Dall’Inghilterra alla Germania, dagli Usa al Canada,
dalla Cina al Giappone, l’opera di Croce è oggetto di un interesse che
non ha uguali, forse con l’eccezione di Gramsci, nel panorama italiano
del ’900. Né si tratta di una scoperta recente. Il suo Breviario di
estetica elabora una serie di lezioni tenute nel 1912 al Rice Institute
di Huston. Come Aesthetica in nuce è lo sviluppo della voce Estetica
scritta per l’Encyclopaedia Britannica, con Bohr e Einstein. A cosa
addebitare tale travolgente successo per un autore così lontano dai
canoni della filosofia contemporanea — per intenderci, da Husserl e
Heidegger, Wittgenstein e Bergson, Sartre e Adorno? La risposta va
cercata in una duplice direzione, come dimostrano due vaste sillogi
appena pubblicate, Croce e Gentile. La cultura italiana e l’Europa,
a
cura di Michele Ciliberto per l’Istituto dell’Enciclopedia Italiana, e
Lessico crociano. Un breviario filosofico- politico per il futuro, a
cura di Rosalia Peluso per La Scuola di Pitagora. Intanto Croce strinse
una serie di relazioni con i maggiori intellettuali del tempo, da Sorel a
Vossler, a Collingwood, che diffusero la sua opera in Europa. Stimata
da personaggi del calibro di Weber, Meinecke, Dewey, Ortega e Zambrano.
Già
al centro del dibattito europeo sul marxismo e la sua crisi, la sua
figura crebbe durante la prima guerra mondiale, quando rifiutò ogni
atteggiamento grettamente nazionalistico. E poi, ancora di più, quando
assunse il ruolo di capo dell’opposizione morale al fascismo. Ma anche
dopo la seconda guerra, egli si situa allo stesso livello di grandi
autori liberali quali Aron, Popper, Berlin, come ricorda Corrado Ocone
nel recente Il liberalismo del ‘ 900. Da Croce a Berlin (Rubettino).
E
allora? Da dove nasce quest’aria di sufficienza nei suoi confronti? Da
un lato dal rovesciamento speculare del provincialismo patriottico che
certamente ha caratterizzato il Ventennio italiano in una sorta di
pregiudizio antitaliano che ha portato alla liquidazione della nostra
cultura filosofica primonovecentesca, catalogata come neo-idealismo.

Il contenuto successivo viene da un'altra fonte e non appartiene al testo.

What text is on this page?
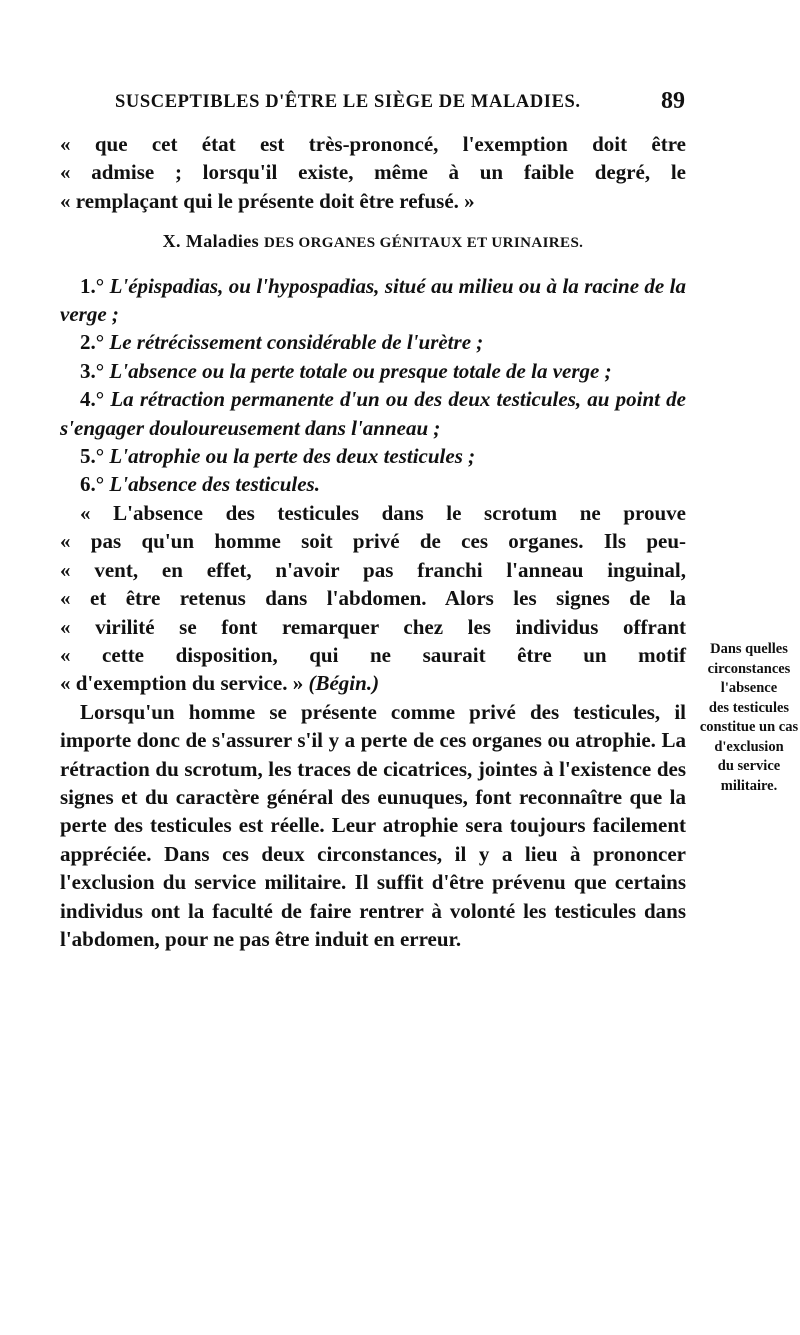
SUSCEPTIBLES D'ÊTRE LE SIÈGE DE MALADIES.	89

« que cet état est très-prononcé, l'exemption doit être

« admise ; lorsqu'il existe, même à un faible degré, le

« remplaçant qui le présente doit être refusé. »

X. Maladies DES ORGANES GÉNITAUX ET URINAIRES.

1.° L'épispadias, ou l'hypospadias, situé au milieu ou à la racine de la verge ;

2.° Le rétrécissement considérable de l'urètre ;

3.° L'absence ou la perte totale ou presque totale de la verge ;

4.° La rétraction permanente d'un ou des deux testicules, au point de s'engager douloureusement dans l'anneau ;

5.° L'atrophie ou la perte des deux testicules ;

6.° L'absence des testicules.

« L'absence des testicules dans le scrotum ne prouve

« pas qu'un homme soit privé de ces organes. Ils peu-

« vent, en effet, n'avoir pas franchi l'anneau inguinal,

« et être retenus dans l'abdomen. Alors les signes de la

« virilité se font remarquer chez les individus offrant

« cette disposition, qui ne saurait être un motif

« d'exemption du service. » (Bégin.)

Lorsqu'un homme se présente comme privé des testicules, il importe donc de s'assurer s'il y a perte de ces organes ou atrophie. La rétraction du scrotum, les traces de cicatrices, jointes à l'existence des signes et du caractère général des eunuques, font reconnaître que la perte des testicules est réelle. Leur atrophie sera toujours facilement appréciée. Dans ces deux circonstances, il y a lieu à prononcer l'exclusion du service militaire. Il suffit d'être prévenu que certains individus ont la faculté de faire rentrer à volonté les testicules dans l'abdomen, pour ne pas être induit en erreur.

Dans quelles
circonstances
l'absence
des testicules
constitue un cas
d'exclusion
du service
militaire.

Dall’altro dalla marcata eterogeneità del lessico concettuale crociano
rispetto alle scuole filosofiche più in voga — fenomenologica,
esistenzialista, analitica. Alcuni dei problemi sono comuni, ma il
linguaggio, la prospettiva, la tonalità di Croce sono molto diversi. Ma —
ecco il punto — è sicuro che tale diversità spinga il filosofo italiano
all’indietro? Dipende naturalmente da cosa s’intende per filosofia. Se
le si assegna una connotazione logica, analitica o metafisica, con un
alto tasso di gergo specialistico. O se la si considera affacciata sul
“fuori”, a contatto con la politica, la storia, la vita — come è del
resto tipico dell’intero pensiero italiano.
Quando Croce scrive,
in polemica con “i filosofi puri” che «la filosofia ha sempre l’origine
sua nel moto della vita» e che essa «non può risolvere che i problemi
che la vita le propone», intende rompere lo steccato che spesso
rinchiude il sapere filosofico entro confini autoreferenziali. Certo,
Croce non avvertì che l’epoca moderna volgeva rapidamente al tramonto.

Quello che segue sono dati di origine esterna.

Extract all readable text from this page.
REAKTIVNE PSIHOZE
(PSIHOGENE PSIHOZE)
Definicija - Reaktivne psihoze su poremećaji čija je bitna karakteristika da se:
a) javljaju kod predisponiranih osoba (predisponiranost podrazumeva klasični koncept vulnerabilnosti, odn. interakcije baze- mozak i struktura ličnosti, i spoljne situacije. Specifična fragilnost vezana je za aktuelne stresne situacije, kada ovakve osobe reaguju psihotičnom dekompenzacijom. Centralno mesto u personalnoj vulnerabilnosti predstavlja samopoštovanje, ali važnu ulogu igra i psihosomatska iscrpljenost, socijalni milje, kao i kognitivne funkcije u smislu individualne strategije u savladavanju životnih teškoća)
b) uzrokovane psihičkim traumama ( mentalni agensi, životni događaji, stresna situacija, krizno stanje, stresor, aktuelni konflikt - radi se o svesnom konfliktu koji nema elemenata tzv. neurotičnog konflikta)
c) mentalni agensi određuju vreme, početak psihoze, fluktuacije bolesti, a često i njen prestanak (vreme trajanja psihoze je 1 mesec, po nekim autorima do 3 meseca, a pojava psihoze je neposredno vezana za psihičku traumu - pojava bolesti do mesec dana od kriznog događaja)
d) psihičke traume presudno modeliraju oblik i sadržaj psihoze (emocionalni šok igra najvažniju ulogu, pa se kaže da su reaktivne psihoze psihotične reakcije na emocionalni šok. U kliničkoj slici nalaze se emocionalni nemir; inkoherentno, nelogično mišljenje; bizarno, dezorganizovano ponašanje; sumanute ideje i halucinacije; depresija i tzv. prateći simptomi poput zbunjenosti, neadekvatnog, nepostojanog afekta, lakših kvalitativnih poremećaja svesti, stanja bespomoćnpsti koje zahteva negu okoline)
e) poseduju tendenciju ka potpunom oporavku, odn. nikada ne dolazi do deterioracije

Cercò ancora in essa le chiavi per arrestarne la deriva. E questo non
può che allontanarlo da noi, ormai irrimediabilmente postmoderni. Ma,
ben lontano dall’abito distaccato e curiale che gli è stato cucito
addosso, egli colse con intensità, e talvolta disperazione, i drammi del
proprio tempo, cercando, fino all’ultimo, di fronteggiarli.